新潟に出向いた折にちょっと空き時間が見つけられると、覗きに行く小さな美術館。

それが新潟駅からほど近い敦井美術館でありますよ。

 

今回は晴れていたかと思うと、小雪が舞うというように目まぐるしく変わる天候であったものですから、

この敦井美術館でさえも「行こっかな、どうしようかな」と思ったところながら、

きっとそんなときに出かけてみれば思わぬ巡り合わせといったものがあるかもと。

開催中であったのは「十二支と吉祥の正月飾り 新春絵画工芸展」と題した展覧会なのでありました。

 

 

新春を寿ぐ感じをもって集められた作品たちは2月に入るといささか時季外れ感なきにしもあらず。

まあ、そのあたりは忘れて作品と向き合うことにしたわけですが、ふいと目がとまりましたのは

小杉放庵の「梅花遊禽」なのでありました。

 

どうも小杉放庵という画家をつかみかねておりまして、

その正体は洋画家であるとも聞けば、放庵と号して水墨も描く。

かわいらしい作風でもあるかと思えば、今回見た「梅花遊禽」のように険しさが伝わるものもあるという具合。

もとより画家には作風の変遷もあり、描く題材も一様ではないながら、

それでもなんとなく個性をつかまえて「ああ、そうだよね」などと思いつつ作品を見たりするわけですが、

そこまでつかまえられていないもので。

 

放庵には「梅花遊禽」と題した作品がいくつかあるようですけれど、中でも敦井美術館所蔵の一枚は

宮本武蔵の「枯木鳴鵙図」を引き合いに出しては持ち上げすぎかもですが、

それを思い出させる緊張感といいますか、そんな「気」(雰囲気)があったものですから、

ちとこれからは放庵をもそっと気にかけてみようと思った次第でありますよ。

 

一方で、展示室の奥まったあたりには富士を描いた作品が数点、並べられておりました。

「一富士二鷹三茄子」と言いますから、富士もまた新春の吉祥として展示されているわけですが、

ちょっとした富士の競演を見られることになったという。

 

富士といえば横山大観ということでもあり、大観作品ももちろん展示されていましたけれど、

こういっては何ですがどうも「型どおり」といった気がして面白くない…。

それだけに入場券に使われていた前田青邨の「不二」は独自感がありますよねえ。

 

富士の図像の競演には、しばらく前にも中村屋サロン美術館でも出くわしたですが、

明らかに実際の富士の姿は見る側にも焼き付いているのに、

個性を発揮しつつそれでも「これが富士だ」と思わせる説得力が絵にあるかどうか、

ここいらへんが受け止め方の分かれ目になりましょうね、きっと。

 

大観の作品(上のフライヤーの中に小さく配されておりますが)は「いかにも富士」ながら「されど…」が無い。

一方で、青邨のは写生的でなく、古来の富士図像の形を使いつつ見せ方に工夫があるような。

個人的な関心度の違いはそのあたりからきているようにも思うところです。

 

そして極めつけと思いましたのが、以前ここを訪ねたときにも引き付けられた土田麦僊の「富嶽図」。

これはやっぱりいいですよ。

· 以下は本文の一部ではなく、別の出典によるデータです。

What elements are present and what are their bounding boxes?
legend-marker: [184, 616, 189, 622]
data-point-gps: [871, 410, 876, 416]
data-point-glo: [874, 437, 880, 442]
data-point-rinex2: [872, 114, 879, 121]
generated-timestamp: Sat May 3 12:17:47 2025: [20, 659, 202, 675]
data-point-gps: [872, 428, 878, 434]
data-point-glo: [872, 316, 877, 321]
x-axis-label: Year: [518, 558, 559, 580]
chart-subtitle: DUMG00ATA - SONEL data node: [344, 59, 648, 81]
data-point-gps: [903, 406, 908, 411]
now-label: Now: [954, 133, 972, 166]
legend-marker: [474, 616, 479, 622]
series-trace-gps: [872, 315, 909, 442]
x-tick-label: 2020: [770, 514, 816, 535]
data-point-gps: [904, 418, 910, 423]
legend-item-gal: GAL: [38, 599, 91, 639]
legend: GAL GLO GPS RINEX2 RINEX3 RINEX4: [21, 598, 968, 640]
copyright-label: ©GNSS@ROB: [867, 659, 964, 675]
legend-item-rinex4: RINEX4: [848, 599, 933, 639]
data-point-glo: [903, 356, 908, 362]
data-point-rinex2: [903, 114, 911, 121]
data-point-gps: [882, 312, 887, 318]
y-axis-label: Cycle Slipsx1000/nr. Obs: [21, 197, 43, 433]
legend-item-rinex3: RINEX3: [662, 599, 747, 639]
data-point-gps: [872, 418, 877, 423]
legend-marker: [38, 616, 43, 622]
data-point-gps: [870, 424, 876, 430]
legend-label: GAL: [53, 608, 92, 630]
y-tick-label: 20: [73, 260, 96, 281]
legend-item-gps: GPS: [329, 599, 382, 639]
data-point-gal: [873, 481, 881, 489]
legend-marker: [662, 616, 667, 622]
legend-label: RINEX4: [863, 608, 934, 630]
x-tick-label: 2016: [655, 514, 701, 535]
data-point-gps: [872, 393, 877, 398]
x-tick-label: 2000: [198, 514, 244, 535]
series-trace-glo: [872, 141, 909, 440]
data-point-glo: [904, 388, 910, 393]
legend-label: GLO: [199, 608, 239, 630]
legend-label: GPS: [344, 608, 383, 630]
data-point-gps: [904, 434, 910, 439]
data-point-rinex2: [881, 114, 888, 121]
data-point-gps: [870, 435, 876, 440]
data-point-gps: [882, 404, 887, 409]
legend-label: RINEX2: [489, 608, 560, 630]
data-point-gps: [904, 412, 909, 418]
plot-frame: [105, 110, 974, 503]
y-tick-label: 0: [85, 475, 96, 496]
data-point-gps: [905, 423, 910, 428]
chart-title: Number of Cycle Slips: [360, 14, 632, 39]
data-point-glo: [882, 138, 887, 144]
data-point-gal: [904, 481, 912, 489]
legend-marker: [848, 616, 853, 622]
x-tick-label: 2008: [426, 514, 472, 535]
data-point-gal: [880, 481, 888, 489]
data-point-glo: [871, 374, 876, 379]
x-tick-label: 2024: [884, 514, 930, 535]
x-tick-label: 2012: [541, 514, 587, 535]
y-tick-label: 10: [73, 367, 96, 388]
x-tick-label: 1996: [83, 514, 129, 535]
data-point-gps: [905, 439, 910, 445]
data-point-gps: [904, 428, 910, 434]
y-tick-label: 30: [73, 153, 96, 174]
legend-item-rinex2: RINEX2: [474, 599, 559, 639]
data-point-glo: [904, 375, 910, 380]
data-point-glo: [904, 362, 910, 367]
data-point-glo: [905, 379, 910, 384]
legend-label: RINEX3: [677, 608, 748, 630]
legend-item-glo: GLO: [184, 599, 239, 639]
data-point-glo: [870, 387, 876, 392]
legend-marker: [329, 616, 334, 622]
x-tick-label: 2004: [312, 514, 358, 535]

ポストカードになってしまうと、直に見る色合いは再現されませんけれど。

 

 

富士の姿は写実的ですね。雪景色ではない、地肌剥き出しの富士山。

この錆びた肌合いは実にリアルである一方で、前景の野道を行く人影は抒情的でもある。

そして、日本画らしく余白を大きくとった画面構成は雄大さを思わせますよね。うむ、富士山!

 

同じ美術館を訪ねて「いつ見てもいいものはいい」といったものに出会えるのもまた幸せな。

そういえば、長らくお休みしていた東京・京橋ブリヂストン美術館が装いも新たにオープンしましたですね。

 

その名もアーティゾン美術館とは、そのネーミングに好悪は分かれましょうけれど、

充実したコレクションは健在であると思いますので、ほとぼりが冷めた頃を見計らってでかけてみたいものです。